Is there still life in the internal-combustion engine? Are there any ways left to improve it?

We just proved you can jump from 9,000 revs to 12,000 revs and still pass emissions. And there’s a long way to go still on fuels. You can run internal combustion on hydrogen, and synthetic fuels are coming along. The advancement on electrical vehicles is going to stall a bit until we get new battery technology—we need more efficient batteries, as the energy density is really poor on the current technology. I think the internal-combustion engine is going to be around for much longer than people are predicting. 

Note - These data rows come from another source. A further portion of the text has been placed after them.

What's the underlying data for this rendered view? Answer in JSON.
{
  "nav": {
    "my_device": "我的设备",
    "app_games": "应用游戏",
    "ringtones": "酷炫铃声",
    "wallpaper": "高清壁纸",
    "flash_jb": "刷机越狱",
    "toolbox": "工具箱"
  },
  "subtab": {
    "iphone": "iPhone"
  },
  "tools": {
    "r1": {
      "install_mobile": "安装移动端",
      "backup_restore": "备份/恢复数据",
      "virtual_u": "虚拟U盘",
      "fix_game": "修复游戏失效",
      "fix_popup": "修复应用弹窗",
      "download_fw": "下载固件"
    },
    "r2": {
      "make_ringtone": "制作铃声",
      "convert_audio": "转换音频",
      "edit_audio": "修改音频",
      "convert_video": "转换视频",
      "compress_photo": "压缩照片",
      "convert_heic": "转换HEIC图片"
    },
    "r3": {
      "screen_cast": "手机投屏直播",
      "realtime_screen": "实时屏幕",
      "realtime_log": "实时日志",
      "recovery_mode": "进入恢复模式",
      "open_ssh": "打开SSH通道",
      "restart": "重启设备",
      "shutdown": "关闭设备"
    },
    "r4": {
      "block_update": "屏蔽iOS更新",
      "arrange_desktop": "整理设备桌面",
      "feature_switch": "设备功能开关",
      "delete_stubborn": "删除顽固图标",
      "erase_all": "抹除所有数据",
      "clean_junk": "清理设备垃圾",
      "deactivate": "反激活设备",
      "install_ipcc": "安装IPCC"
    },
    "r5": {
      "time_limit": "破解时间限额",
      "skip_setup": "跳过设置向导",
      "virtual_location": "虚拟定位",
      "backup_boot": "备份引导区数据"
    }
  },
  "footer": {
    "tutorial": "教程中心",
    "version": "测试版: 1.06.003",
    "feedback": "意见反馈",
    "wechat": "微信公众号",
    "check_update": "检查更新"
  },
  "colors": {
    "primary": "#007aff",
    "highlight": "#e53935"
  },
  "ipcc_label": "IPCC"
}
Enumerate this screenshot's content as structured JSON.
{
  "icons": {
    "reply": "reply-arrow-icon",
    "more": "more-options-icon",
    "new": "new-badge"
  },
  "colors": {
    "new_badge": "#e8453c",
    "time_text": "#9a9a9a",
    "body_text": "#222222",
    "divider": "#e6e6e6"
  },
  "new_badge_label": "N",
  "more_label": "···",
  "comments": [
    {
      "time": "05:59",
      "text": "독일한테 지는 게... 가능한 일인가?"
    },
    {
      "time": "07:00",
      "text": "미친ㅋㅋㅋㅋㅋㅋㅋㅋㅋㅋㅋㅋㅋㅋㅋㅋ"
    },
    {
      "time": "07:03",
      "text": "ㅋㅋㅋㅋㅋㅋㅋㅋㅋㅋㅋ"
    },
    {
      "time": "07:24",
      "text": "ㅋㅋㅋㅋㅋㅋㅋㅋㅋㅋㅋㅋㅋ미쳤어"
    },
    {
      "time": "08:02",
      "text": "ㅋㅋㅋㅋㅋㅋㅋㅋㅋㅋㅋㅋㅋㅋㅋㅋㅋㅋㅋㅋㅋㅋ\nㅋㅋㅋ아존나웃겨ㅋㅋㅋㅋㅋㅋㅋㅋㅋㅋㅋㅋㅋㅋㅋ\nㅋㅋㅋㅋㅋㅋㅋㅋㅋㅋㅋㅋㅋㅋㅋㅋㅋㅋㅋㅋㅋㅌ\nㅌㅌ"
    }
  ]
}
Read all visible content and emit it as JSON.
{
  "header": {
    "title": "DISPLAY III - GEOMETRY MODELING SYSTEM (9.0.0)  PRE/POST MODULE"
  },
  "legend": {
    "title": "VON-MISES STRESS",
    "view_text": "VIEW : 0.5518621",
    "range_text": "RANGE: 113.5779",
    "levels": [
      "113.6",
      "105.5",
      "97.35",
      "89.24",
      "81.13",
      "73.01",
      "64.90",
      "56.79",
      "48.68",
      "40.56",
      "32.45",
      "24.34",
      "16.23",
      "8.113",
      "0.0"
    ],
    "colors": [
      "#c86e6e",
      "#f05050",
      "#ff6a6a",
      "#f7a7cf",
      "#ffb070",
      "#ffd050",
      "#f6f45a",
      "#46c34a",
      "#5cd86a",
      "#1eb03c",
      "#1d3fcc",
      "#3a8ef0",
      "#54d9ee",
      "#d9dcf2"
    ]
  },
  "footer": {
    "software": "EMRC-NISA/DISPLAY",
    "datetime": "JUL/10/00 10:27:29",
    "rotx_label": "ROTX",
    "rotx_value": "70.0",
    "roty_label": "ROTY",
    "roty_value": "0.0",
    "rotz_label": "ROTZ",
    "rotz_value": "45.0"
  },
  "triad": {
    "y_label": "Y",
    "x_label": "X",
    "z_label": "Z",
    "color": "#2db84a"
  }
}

The 761 hp Gordon Murray Automotive T.50s Niki Lauda

Generating 2,645.5 pounds of downforce, the 761 hp Gordon Murray Automotive T.50s Niki Lauda
will be limited to 25 examples, each in the neighborhood of $4 million.

Could you get excited about developing an electric car?

Because I grew up in the ’60s, with all those beautiful and lovely sounding motorcars, I tend to be more excited about those and less excited about electric cars. Ultimately, you will get a generation that has never driven an internal-combustion-engined car, the same way that, right now, at least in Europe, there are so many people who have never driven a rear-wheel-drive car. Personally, I still love the internal-combustion engine, but I realize we have to move on. Even at Gordon Murray Automotive, when we do have to hybridize and run electric cars, we will, but we promise everybody that they will still be the lightest, most exciting, and best engineered. 

What advice would you give a young person looking to become the next you?

We’ve become more and more pigeonholed and specialized; it’s just the way our industry has gone. Even in racing, you get somebody in a Formula 1 team who has done front suspension for 20 years and has never seen the whole car. The advice I give all the youngsters is to get your hands dirty. If you’re going to be a designer, you have to have practical knowledge. Go and help somebody build a racing car, or restore a car. Try to see the bigger picture and don’t get too compartmentalized. I’ve been in this a long time, and the industry has been very, very good to me. My shareholding, almost in entirety, is going into building a technical college. That’s going to be my legacy.